Here is how the space should be started:

<os-core:embedded-space id="space" space-name="mySpace" schema="persistent"
    mirror="true" space-data-source="spaceDataSource">
    <os-core:properties>
        <props>
            <prop key="cluster-config.mirror-service.url">
                jini://*/mymirror-service_container/mymirror-service
            </prop>
        </props>
    </os-core:properties>
</os-core:space>

Implementing a Custom Mirror Data Source

XAP has a built in Hibernate Space Persistency implementation which is a SpaceSynchronizationEndpoint extension. You can implement your own Mirror very easily to accommodate your exact needs. See example below:

package mypackage;

public class MirrorSpaceSynchronizationEndpoint extends SpaceSynchronizationEndpoint {

    private String parameter;

    public void setParameter(String parameter) {
        this.parameter = parameter;
    }

    @Override
    public void onOperationsBatchSynchronization(OperationsBatchData batchData) {
        for (DataSyncOperation operation : batchData.getBatchDataItems()) {
            switch (operation.getDataSyncOperationType()) {
                case WRITE:
                    // new entry has been written
                    break;
                case UPDATE:
                    // entry was updated
                    break;
                case REMOVE:
                    // entry was removed
                    break;
                case CHANGE:
                    // entry was modified using change API
                    break;
            }
        }
    }
}

And here is how this can be configured within the mirror configuration:

<bean id="mirrorSpaceSynchronizationEndpoint" class="mypackage.MirrorSpaceSynchronizationEndpoint">
    <property name="parameter" value="some value"/>
</bean>

<os-core:embedded-space id="space" space-name="mirror-service" schema="mirror"
    space-sync-endpoint="mirrorSpaceSynchronizationEndpoint" />
<bean id="mirrorSpaceSynchronizationEndpoint" class="mypackage.MirrorSpaceSynchronizationEndpoint">
    <property name="parameter" value="some value"/>
</bean>

<bean id="space" class="org.openspaces.core.space.EmbeddedSpaceFactoryBean">
    <property name="name" value="mirror-service" />
    <property name="schema" value="mirror" />
    <property name="spaceSyncEndpoint" ref="mirrorSpaceSynchronizationEndpoint" />
</bean>

In order to use the data source as the read mechanism for the cluster Space that connects to the mirror, a SpaceDataSource extension needs to be implemented.

Handling Mirror Failures

Throwing java.lang.RuntimeException from the onTransactionSynchronization or onOperationsBatchSynchronization methods of the SpaceSynchronizationEndpoint implementation will signal the primary to keep the replicated data within its redo log and retry the replication operation.
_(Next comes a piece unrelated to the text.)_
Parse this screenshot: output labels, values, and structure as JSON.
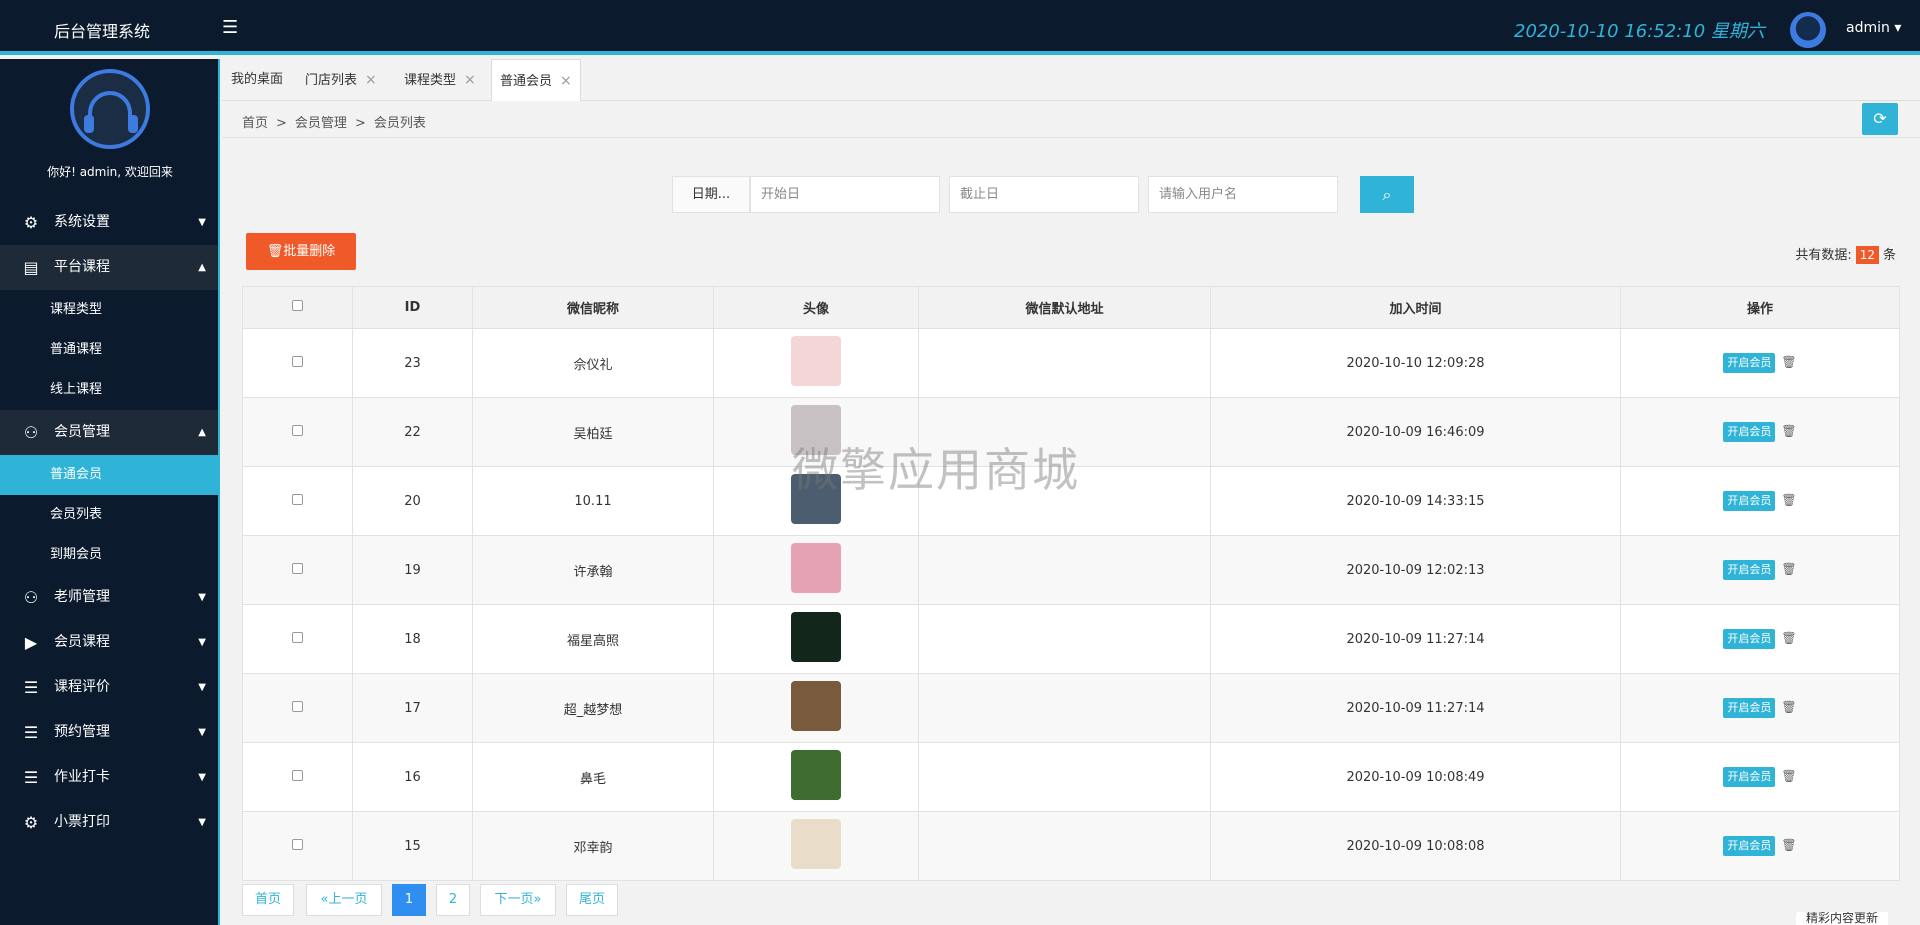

Your code should support this in case it fails (for example database transaction failure).

Multiple Mirrors

In some cases you may need to asynchronously persist data both into a relational database and a file, or persist the data into a relational database and transfer some of the data into some other system.

In such a case you may need to have multiple mirrors. In order to implement this, you should have one base mirror (for example the Hibernate Space Persistency) and extend it to include the extra functionality you may need.

See also:

See the Mirror Monitor for a simple example how such approach should be implemented.
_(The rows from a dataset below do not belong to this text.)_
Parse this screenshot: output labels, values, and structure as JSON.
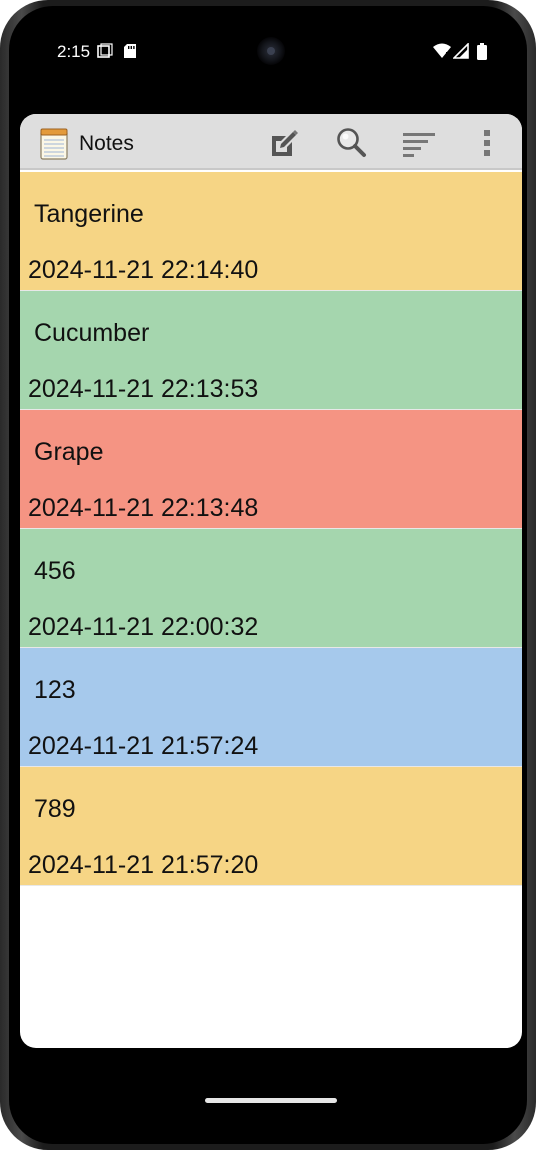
{
  "status_bar": {
    "time": "2:15",
    "icons": [
      "screen-record-icon",
      "sd-card-icon",
      "wifi-icon",
      "signal-icon",
      "battery-icon"
    ]
  },
  "app_bar": {
    "title": "Notes",
    "app_icon": "notepad-icon",
    "actions": [
      "new-note-icon",
      "search-icon",
      "sort-icon",
      "overflow-menu-icon"
    ]
  },
  "notes": [
    {
      "title": "Tangerine",
      "date": "2024-11-21 22:14:40",
      "color": "#f6d585"
    },
    {
      "title": "Cucumber",
      "date": "2024-11-21 22:13:53",
      "color": "#a5d6ae"
    },
    {
      "title": "Grape",
      "date": "2024-11-21 22:13:48",
      "color": "#f59483"
    },
    {
      "title": "456",
      "date": "2024-11-21 22:00:32",
      "color": "#a5d6ae"
    },
    {
      "title": "123",
      "date": "2024-11-21 21:57:24",
      "color": "#a6c9ec"
    },
    {
      "title": "789",
      "date": "2024-11-21 21:57:20",
      "color": "#f6d585"
    }
  ]
}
There are cases with large space clusters or with systems that produce large volume of activity where the amount of activity performed by a clustered space would require a distributed (multi-instance) mirror setup.

See also:

See the Distributed Mirror for an example how to configure this scenario.

Handling Mirror Exceptions

Since the space synchronization endpoint configured for the mirror service communicates with the database, it may run into database related errors, such as constraint violations, wrong class mappings (if the Hibernate-based space synchronization endpoint implementation is used), or other database-related errors.
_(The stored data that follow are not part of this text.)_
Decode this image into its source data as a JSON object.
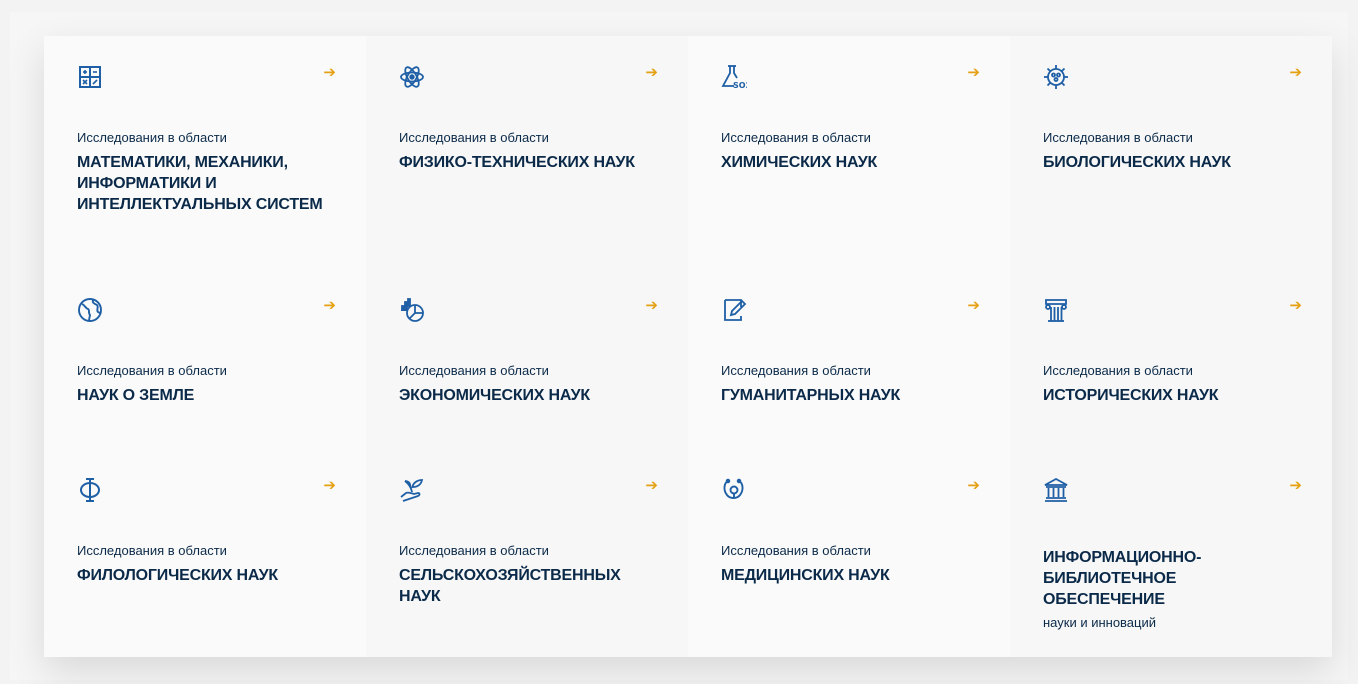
{
  "colors": {
    "accent": "#e5a114",
    "icon": "#1f5fa6",
    "text": "#0b2a49"
  },
  "cards": [
    {
      "icon": "calculator-icon",
      "pre": "Исследования в области",
      "title": "МАТЕМАТИКИ, МЕХАНИКИ,\nИНФОРМАТИКИ И\nИНТЕЛЛЕКТУАЛЬНЫХ СИСТЕМ"
    },
    {
      "icon": "atom-icon",
      "pre": "Исследования в области",
      "title": "ФИЗИКО-ТЕХНИЧЕСКИХ НАУК"
    },
    {
      "icon": "flask-icon",
      "pre": "Исследования в области",
      "title": "ХИМИЧЕСКИХ НАУК"
    },
    {
      "icon": "gear-cells-icon",
      "pre": "Исследования в области",
      "title": "БИОЛОГИЧЕСКИХ  НАУК"
    },
    {
      "icon": "globe-icon",
      "pre": "Исследования в области",
      "title": "НАУК О ЗЕМЛЕ"
    },
    {
      "icon": "economy-chart-icon",
      "pre": "Исследования в области",
      "title": "ЭКОНОМИЧЕСКИХ НАУК"
    },
    {
      "icon": "pen-paper-icon",
      "pre": "Исследования в области",
      "title": "ГУМАНИТАРНЫХ НАУК"
    },
    {
      "icon": "column-icon",
      "pre": "Исследования в области",
      "title": "ИСТОРИЧЕСКИХ НАУК"
    },
    {
      "icon": "phi-letter-icon",
      "pre": "Исследования в области",
      "title": "ФИЛОЛОГИЧЕСКИХ НАУК"
    },
    {
      "icon": "sprout-hand-icon",
      "pre": "Исследования в области",
      "title": "СЕЛЬСКОХОЗЯЙСТВЕННЫХ\nНАУК"
    },
    {
      "icon": "stethoscope-icon",
      "pre": "Исследования в области",
      "title": "МЕДИЦИНСКИХ НАУК"
    },
    {
      "icon": "library-building-icon",
      "pre": "",
      "title": "ИНФОРМАЦИОННО-\nБИБЛИОТЕЧНОЕ ОБЕСПЕЧЕНИЕ",
      "sub": "науки и инноваций"
    }
  ],
  "arrow_glyph": "➔"
}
By default, these errors are propagated to the replicating space (primary space instance), and will appear in its logs. In such a case, the primary space will try to replicate the batch the caused the error to the mirror service again, until it succeeds (meaning that no exception has been exposed to the user’s application code).

To override and extend this behavior, you can implement an exception handler that will be called when an exception is thrown from the Mirror back to the primary space. This exception handler can log the exception at the mirror side, throw it back to the space, ignore it or execute any user specific code. Here is an example of how this is done using the org.openspaces.persistency.patterns.SpaceSynchronizationEndpointExceptionHandler provided with OpenSpaces:

<bean id="hibernateSpaceSynchronizationEndpoint"
    class="org.openspaces.persistency.hibernate.DefaultHibernateSpaceSynchronizationEndpointFactoryBean">
    <property name="sessionFactory" ref="sessionFactory"/>
</bean>

<bean id="exceptionHandler" class="eg.MyExceptionHandler"/>

<bean id="exceptionHandlingSpaceSynchronizationEndpoint"
    class="org.openspaces.persistency.patterns.SpaceSynchronizationEndpointExceptionHandler">
    <constructor-arg ref="hibernateSpaceSynchronizationEndpoint"/>
    <constructor-arg ref="exceptionHandler"/>
</bean>

<os-core:embedded-space id="space" space-name="mirror-service" schema="mirror"
    space-sync-endpoint="exceptionHandlingSpaceSynchronizationEndpoint"/>

With the above, we use the SpaceSynchronizationEndpointExceptionHandler, and wrap the DefaultHibernateSpaceSynchronizationEndpoint with it (and pass that to the space). On the SpaceSynchronizationEndpointExceptionHandler, we set our own implementation of the ExceptionHandler, to be called when there is an exception. With the ExceptionHandler you can decide what to do with the Exception: “swallow it”, execute some logic, or re-throw it.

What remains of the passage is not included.